Right now, Krause is wrapping up a section cover for The Wall Street Journal and a series of illustrations for the University of Pennsylvania.
If you live in Philadelphia, it's likely you've been exposed to the work of creative director and illustrator Tim Gough. He has designed countless covers and gig posters for legendary hardcore band Paint It Black and led the creative direction of Philadelphia Magazine for a few years before joining the team at agency 160over90, where he is currently a senior designer.
Inspired by mid-century graphics and the laborious process of screen printing, Gough is also moved by his experiences in Philadelphia.
“Philadelphia is hugely influential. I have lived here for over 13 years and I continue to find experiences that shape and form the work I create. I find inspiration in all corners of the city. Riding my bike from neighborhood to neighborhood there are hidden gems under all the grittiness that you might catch at first glance. Whether it's vintage mid-century typography in the underground concourse beneath city hall, Hawk Krall's Pizza Brain mural, or getting a midnight pretzel, fresh off the conveyer belt on Washington Ave.”
Gough just wrapped up a zine called “Margin Doodler” for Brickman Publications. The zine is a collection of work from his sketchbooks over the last few years. In June, The Independence Seaport Museum will display some of Gough’s drawings and illustrations in its Huckster Exhibit.

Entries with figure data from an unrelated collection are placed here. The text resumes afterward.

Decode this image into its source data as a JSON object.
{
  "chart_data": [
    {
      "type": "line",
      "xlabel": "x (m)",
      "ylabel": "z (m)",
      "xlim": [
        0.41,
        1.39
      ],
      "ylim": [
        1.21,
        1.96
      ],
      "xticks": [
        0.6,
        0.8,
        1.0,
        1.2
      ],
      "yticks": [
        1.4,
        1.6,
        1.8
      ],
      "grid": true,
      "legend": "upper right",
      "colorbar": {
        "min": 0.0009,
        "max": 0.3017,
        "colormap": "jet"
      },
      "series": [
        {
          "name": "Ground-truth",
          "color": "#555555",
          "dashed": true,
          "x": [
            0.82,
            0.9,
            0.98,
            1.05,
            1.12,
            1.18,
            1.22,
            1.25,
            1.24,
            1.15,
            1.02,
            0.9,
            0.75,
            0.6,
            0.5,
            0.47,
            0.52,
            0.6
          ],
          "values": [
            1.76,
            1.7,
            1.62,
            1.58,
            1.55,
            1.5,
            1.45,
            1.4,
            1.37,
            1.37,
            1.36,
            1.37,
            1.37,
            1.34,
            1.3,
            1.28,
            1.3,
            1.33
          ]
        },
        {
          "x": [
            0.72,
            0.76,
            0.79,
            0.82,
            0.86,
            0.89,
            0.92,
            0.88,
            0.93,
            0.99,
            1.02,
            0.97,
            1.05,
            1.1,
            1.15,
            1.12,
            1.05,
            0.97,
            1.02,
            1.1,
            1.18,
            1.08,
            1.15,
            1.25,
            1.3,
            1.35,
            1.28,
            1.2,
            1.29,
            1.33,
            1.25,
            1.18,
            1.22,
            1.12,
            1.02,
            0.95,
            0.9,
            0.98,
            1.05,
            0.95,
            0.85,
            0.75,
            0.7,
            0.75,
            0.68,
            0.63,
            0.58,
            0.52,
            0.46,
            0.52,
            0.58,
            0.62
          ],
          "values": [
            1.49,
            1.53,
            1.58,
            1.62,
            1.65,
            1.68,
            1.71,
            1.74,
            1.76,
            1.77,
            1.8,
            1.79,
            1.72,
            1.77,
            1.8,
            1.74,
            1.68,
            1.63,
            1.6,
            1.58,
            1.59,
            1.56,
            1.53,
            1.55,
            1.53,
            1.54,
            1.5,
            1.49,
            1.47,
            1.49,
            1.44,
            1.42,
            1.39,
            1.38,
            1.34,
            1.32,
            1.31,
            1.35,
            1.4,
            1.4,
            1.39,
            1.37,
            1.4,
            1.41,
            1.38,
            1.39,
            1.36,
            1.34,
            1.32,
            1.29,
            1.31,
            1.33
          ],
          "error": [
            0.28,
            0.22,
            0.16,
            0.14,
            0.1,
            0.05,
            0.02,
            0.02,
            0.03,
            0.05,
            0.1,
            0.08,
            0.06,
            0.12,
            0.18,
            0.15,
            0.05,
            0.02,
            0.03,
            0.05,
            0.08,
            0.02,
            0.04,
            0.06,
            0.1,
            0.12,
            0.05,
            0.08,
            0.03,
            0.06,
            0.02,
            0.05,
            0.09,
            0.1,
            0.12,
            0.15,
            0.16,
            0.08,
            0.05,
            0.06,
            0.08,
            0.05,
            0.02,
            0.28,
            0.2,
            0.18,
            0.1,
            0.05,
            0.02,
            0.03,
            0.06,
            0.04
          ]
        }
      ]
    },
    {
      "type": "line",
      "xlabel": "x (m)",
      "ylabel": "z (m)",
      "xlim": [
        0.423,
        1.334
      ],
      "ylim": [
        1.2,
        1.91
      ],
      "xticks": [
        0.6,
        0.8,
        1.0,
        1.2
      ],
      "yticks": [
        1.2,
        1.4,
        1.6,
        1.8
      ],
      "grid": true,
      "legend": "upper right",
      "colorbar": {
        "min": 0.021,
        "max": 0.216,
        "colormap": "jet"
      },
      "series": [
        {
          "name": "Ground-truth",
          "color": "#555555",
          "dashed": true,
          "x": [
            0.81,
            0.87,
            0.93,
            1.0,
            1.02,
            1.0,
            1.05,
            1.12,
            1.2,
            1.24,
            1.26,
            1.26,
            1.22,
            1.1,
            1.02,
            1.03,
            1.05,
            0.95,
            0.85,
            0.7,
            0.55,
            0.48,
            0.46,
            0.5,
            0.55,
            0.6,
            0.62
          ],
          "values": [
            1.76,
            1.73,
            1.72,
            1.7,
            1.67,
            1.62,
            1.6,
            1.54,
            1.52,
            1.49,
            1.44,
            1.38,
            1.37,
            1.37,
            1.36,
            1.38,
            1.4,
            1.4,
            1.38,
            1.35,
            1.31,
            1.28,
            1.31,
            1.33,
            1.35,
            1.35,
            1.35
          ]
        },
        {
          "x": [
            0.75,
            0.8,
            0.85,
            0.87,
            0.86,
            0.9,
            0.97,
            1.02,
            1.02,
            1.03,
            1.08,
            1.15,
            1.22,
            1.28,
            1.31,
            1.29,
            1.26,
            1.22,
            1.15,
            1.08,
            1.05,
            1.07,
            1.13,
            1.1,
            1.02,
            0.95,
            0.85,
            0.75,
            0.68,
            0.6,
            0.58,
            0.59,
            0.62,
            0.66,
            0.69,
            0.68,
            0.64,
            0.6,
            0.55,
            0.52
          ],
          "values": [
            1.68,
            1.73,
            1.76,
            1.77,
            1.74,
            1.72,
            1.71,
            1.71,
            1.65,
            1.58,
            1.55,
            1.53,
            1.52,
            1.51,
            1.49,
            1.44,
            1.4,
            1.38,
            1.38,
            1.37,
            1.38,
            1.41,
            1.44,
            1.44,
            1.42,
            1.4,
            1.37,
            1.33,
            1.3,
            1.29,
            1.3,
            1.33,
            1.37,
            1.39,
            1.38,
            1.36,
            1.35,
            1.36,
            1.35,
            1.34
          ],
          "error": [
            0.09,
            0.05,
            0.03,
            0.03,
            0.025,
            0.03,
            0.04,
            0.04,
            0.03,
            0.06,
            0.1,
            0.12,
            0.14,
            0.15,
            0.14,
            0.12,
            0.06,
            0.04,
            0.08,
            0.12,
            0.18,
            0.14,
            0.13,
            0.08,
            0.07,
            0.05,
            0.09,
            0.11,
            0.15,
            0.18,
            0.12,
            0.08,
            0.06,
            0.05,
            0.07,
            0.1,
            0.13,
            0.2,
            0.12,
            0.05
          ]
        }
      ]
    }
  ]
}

Design duo Gina Triplett and Matt Curtius are partners in life and work. The creative couple met while in school at the Maryland Institute College of Art, where Triplett was studying illustration and Curtius studied painting.

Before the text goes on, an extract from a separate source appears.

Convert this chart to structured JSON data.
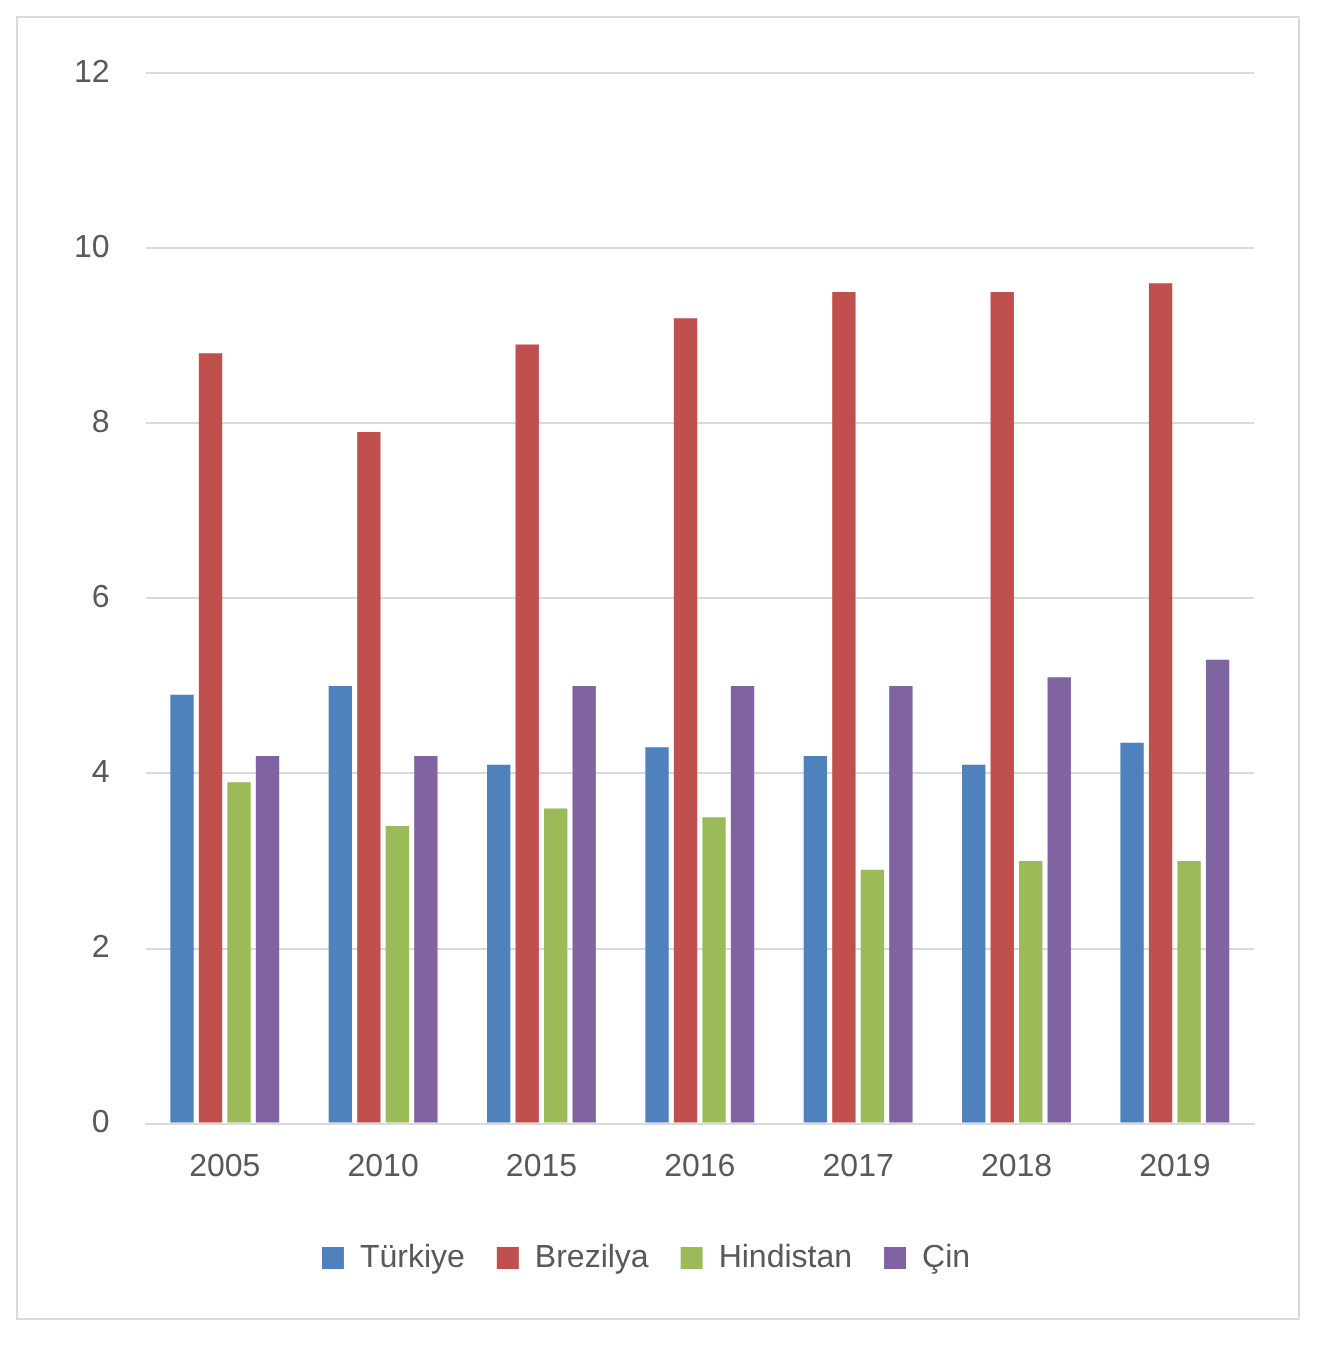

They now live in a beautiful home in Bella Vista with their family, and together, they create colorful illustrations complete with lively flora and fauna and beautiful hand lettering.
“We love the community here. We love that our house is almost paid off, and that wouldn't be possible in cities with comparable cultural depth. Being close to New York is nice. The walkable and bike-able scale of Philly doesn't have too much to do with our practice, but it's still pretty great.”
Currently, the duo are working on illustrating the packaging for a gluten-free bakery. They’re also hard at work on the book covers for a series of murder mysteries set in the English countryside and fleshing out ideas for their own children's book.
“Finally, we're sketching ideas for our show at the Delaware Museum of Art in the spring of 2016.”